Formule brute
La formule brute est l'écriture la plus compacte décrivant un composé chimique ou un corps simple[1]. Les formules brutes, par exemple C2H6O pour l'éthanol, sont utilisées dans les équations chimiques pour décrire les réactions chimiques. Des notations intermédiaires entre les formules brutes et semi-développées permettent plus de lisibilité tout en restant compactes, comme pour l'éthanol l'écriture C2H5OH. Bien d'autres informations que la stœchiométrie des éléments peuvent être présentes dans une formule brute (nombre d'oxydation, marquage isotopique ou informations structurales partielles notamment) et sont gérées par des règles édictées par l'Union internationale de chimie pure et appliquée (IUPAC[alpha 1]).

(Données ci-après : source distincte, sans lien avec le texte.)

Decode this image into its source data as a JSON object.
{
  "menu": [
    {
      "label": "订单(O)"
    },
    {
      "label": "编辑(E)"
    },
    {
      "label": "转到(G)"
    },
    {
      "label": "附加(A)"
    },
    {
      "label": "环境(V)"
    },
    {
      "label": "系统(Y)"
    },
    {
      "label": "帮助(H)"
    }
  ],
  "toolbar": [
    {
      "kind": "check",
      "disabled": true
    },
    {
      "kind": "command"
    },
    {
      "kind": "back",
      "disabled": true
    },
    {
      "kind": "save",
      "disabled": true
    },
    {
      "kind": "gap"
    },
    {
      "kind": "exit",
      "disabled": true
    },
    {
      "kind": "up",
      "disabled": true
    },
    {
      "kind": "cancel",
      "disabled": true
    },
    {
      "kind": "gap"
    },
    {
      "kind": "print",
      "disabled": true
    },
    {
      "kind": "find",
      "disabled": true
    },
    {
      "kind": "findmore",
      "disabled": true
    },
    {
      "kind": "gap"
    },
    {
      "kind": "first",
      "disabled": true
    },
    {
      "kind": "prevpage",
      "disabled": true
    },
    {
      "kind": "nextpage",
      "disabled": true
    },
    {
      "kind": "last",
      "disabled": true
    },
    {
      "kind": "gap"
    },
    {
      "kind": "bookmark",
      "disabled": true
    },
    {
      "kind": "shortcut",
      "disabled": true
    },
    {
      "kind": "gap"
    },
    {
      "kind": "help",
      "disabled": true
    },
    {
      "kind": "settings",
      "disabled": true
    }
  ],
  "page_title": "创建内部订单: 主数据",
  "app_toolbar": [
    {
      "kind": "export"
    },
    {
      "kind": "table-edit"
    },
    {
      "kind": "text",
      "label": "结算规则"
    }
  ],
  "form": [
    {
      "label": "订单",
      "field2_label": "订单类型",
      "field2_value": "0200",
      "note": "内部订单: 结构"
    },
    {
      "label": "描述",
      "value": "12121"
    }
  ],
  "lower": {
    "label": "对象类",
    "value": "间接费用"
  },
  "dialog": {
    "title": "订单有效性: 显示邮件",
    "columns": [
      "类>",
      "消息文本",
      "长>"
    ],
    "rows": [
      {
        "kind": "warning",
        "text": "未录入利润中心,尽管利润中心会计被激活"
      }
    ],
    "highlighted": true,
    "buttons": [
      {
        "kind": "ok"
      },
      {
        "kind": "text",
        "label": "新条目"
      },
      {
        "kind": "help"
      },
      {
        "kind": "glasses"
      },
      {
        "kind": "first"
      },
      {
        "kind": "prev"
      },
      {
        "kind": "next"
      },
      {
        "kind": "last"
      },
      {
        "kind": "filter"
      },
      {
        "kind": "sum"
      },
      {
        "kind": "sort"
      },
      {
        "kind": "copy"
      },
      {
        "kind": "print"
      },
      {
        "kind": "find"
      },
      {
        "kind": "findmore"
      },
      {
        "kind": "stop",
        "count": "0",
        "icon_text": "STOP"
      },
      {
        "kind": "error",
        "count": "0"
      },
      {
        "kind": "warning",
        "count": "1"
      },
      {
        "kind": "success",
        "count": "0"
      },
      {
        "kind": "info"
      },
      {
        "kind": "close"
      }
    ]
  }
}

Cet article limite la notion de formule brute à toutes les représentations de formules chimiques écrites en ligne et ne faisant pas apparaître de liaison chimique. La présence de liaisons chimiques dans une formule est traitée dans les articles Formule développée plane, Formule semi-développée et Représentation des molécules.
Histoire
L'écriture des formules brutes, pour remplacer les écritures alchimiques en vigueur depuis le Moyen Âge, résulte d'une succession de plusieurs stades.
Élément chimique
Le premier stade de l'écriture moderne des formules brutes est la découverte des éléments chimiques par Antoine Lavoisier. Ce chimiste français, en montrant que tous les corps étaient composés d'éléments, ou principes, traçait la voie d'une nouvelle façon de penser la matière[2].
Nomenclature
Le second stade fut la mise en place d'une nouvelle nomenclature de la chimie. Les premiers chimistes à comprendre l'importance de cette nouvelle façon de penser les corps chimiques furent Joseph Black en 1784, Claude Louis Berthollet en 1785, Louis-Bernard Guyton-Morveau et Antoine-François Fourcroy en 1786 et 1787[3]. Avec ces trois derniers, Lavoisier élabora une nouvelle nomenclature chimique en 1787, la Méthode de nomenclature chimique[4]. Les anciens noms étaient remplacés par une appellation utilisant les éléments chimiques (par exemple vert-de-gris devenait carbonate de cuivre, ibid p.141) ou mettait en jeu des radicaux (nitrate, sulfate, citrate) eux-mêmes basés sur des éléments chimiques (par exemple, vitriol d'argile devenait sulfate d'alumine, ibid p.142).
Symboles chimiques
Le troisième stade est le passage de la nomenclature aux symboles chimiques tels que nous les connaissons, H, C, O, etc. Il est dû au premier chimiste analyste Jöns Jacob Berzelius en 1813. Les formules brutes, ou formules empiriques[5] ne diffèrent de celles en usage que par le fait que les nombres que nous écrivons en indice étaient écrits par ce chimiste suédois en exposant (CO2 au lieu de CO2).
Nomenclature officielle
L'écriture des formules chimiques est désormais gérée par l'IUPAC dans sa publication Nomenclature of Inorganic Chemistry (surnommée Red Book)[6]. Y sont distinguées les formules empiriques, les formules moléculaires, les formules structurales et les formules d'addition (voir ci-dessous). Il y est également précisé l'ordre d'écriture des éléments chimiques.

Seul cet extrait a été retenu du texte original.